Queste caratteristiche hanno fatto sì che Crespi d’Adda si sia conservata in modo straordinario, nascosta ed al margine dello sviluppo caotico dell’area circostante. I Protagonisti Cristoforo Crespi nacque a Busto Arsizio nel 1833. Era il primogenito di Antonio Crespi, discendente di una famiglia di imprenditori tessili (detti “Tengitt”) di Busto Arsizio. Dopo aver aiutato il padre nel commercio di tessuti tinti, diede vita insieme alla famiglia agli opifici di Vaprio, Vigevano e Ghemme.

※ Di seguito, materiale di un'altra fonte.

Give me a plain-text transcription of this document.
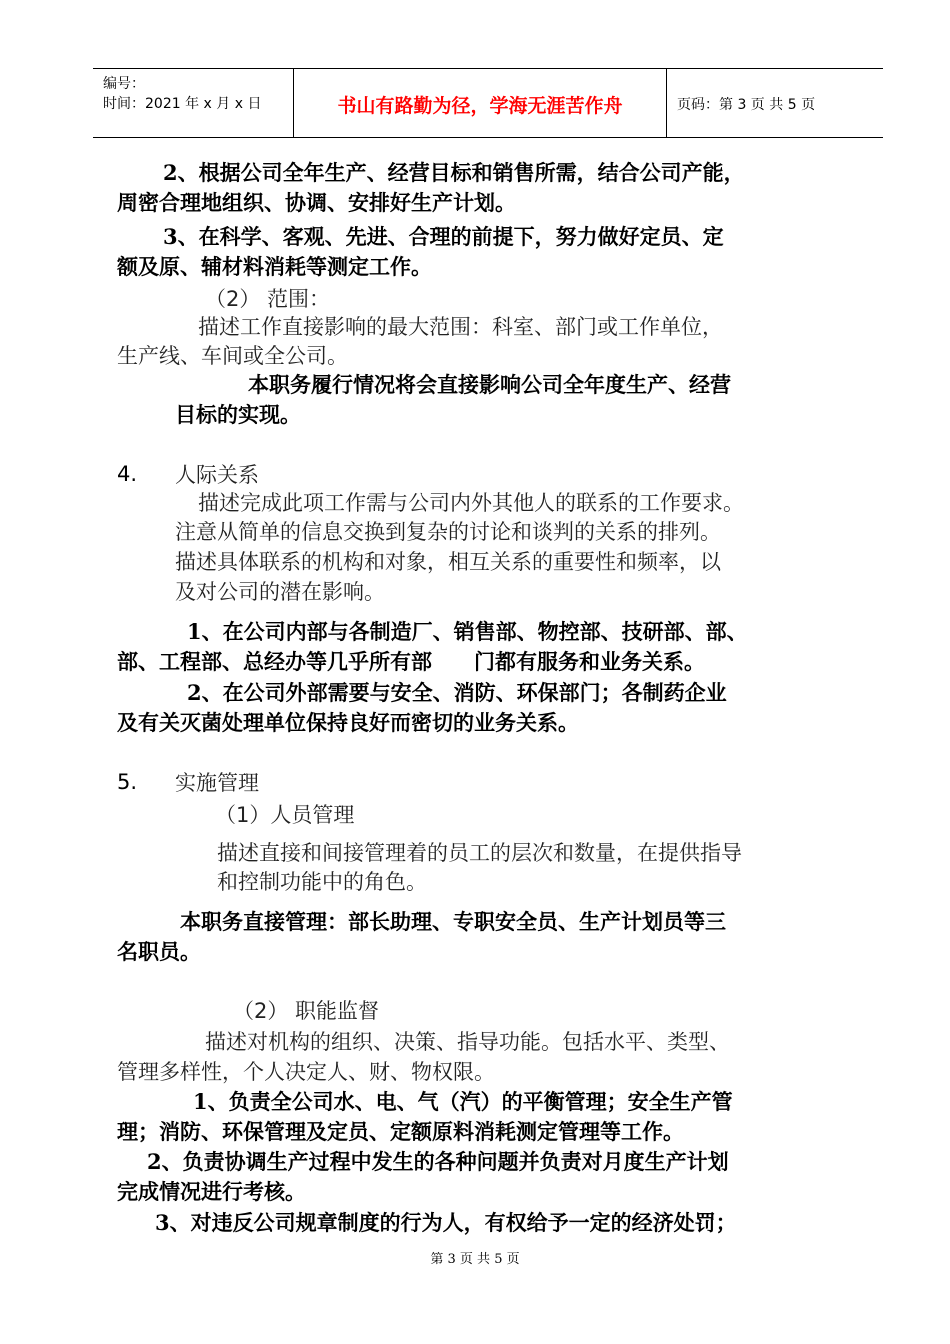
编号：
时间：2021 年 x 月 x 日	书山有路勤为径，学海无涯苦作舟	页码：第 3 页 共 5 页
2、根据公司全年生产、经营目标和销售所需，结合公司产能，
周密合理地组织、协调、安排好生产计划。
3、在科学、客观、先进、合理的前提下，努力做好定员、定
额及原、辅材料消耗等测定工作。
（2） 范围：
描述工作直接影响的最大范围：科室、部门或工作单位，
生产线、车间或全公司。
本职务履行情况将会直接影响公司全年度生产、经营
目标的实现。
4. 人际关系
描述完成此项工作需与公司内外其他人的联系的工作要求。
注意从简单的信息交换到复杂的讨论和谈判的关系的排列。
描述具体联系的机构和对象，相互关系的重要性和频率，以
及对公司的潜在影响。
1、在公司内部与各制造厂、销售部、物控部、技研部、部、
部、工程部、总经办等几乎所有部　　门都有服务和业务关系。
2、在公司外部需要与安全、消防、环保部门；各制药企业
及有关灭菌处理单位保持良好而密切的业务关系。
5. 实施管理
（1）人员管理
描述直接和间接管理着的员工的层次和数量，在提供指导
和控制功能中的角色。
本职务直接管理：部长助理、专职安全员、生产计划员等三
名职员。
（2） 职能监督
描述对机构的组织、决策、指导功能。包括水平、类型、
管理多样性，个人决定人、财、物权限。
1、负责全公司水、电、气（汽）的平衡管理；安全生产管
理；消防、环保管理及定员、定额原料消耗测定管理等工作。
2、负责协调生产过程中发生的各种问题并负责对月度生产计划
完成情况进行考核。
3、对违反公司规章制度的行为人，有权给予一定的经济处罚；
第 3 页 共 5 页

Nel 1878 fondò lo stabilimento di Crespi d’Adda, introducendo i più moderni sistemi di filatura, tessitura e finitura. Silvio Crespi, figlio di Cristoforo, nacque a Milano nel 1868. Laureatosi in giurisprudenza, si recò in Inghilterra per seguire gli sviluppi dell’industria cotoniera. Nel 1889 entrò nell’azienda paterna e in seguito ne assunse la direzione. Fu deputato e senatore nelle file dei liberali cattolici e svolse un’intensa attività in parlamento a favore dell’industria e del commercio, rivolgendosi anche a problemi legati alle condizioni di lavoro degli operai.

Fu nominato ministro plenipotenziario al termine della Grande Guerra. Morì a Cadorago nel 1944. Operò per la realizzazione di questo villaggio modello, strutturato secondo criteri moderni di urbanistica sociale, ove spazi, volumi, intervalli, ritmi e servizi procedessero secondo criteri preordinati e finalizzati.

Un esempio, secondo Silvio Crespi, per tutti i cotonieri. Scriveva allora Silvio Crespi: “Grave è la questione degli infortuni in Italia, specialmente nella filatura del cotone; e quando gli imprenditori avranno applicato tutti i mezzi per prevenire e attutire gli effetti degli infortuni, avranno compiuto un sacrosanto dovere, ma saranno ancora ben lungi dall’aver soddisfatto a tutte le responsabilità che loro spettano nel conciliare le necessità dell’industria colle esigenze della natura umana.”

E continua dicendo: “Ultimata la giornata di lavoro, l’operaio deve rientrare con piacere sotto il suo tetto: curi dunque l’imprenditore che egli vi si trovi comodo, tranquillo ed in pace; adoperi ogni mezzo per far germogliare nel cuore di lui l’affezione, l’amore alla casa… Chi ama la propria casa ama anche la famiglia e la patria, e non sarà mai la vittima del vizio e della neghittosità.

I più bei momenti della giornata per l’industriale previdente sono quelli in cui vede i robusti bambini dei suoi operai scorrazzare per fioriti giardini, correndo incontro ai padri che tornano contenti dal lavoro; sono quelli in cui vede l’operaio svagarsi ed ornare il campicello o la casa linda e ordinata; sono quelli in cui scopre un idillio o un quadro di domestica felicità; in cui fra l’occhio del padrone e quello del dipendente, scorre un raggio di simpatia, di fratellanza schietta e sincera. Allora svaniscono le preoccupazioni di assurde lotte di classe e il cuore si apre ad ideali sempre più alti di pace e d’amore universale.”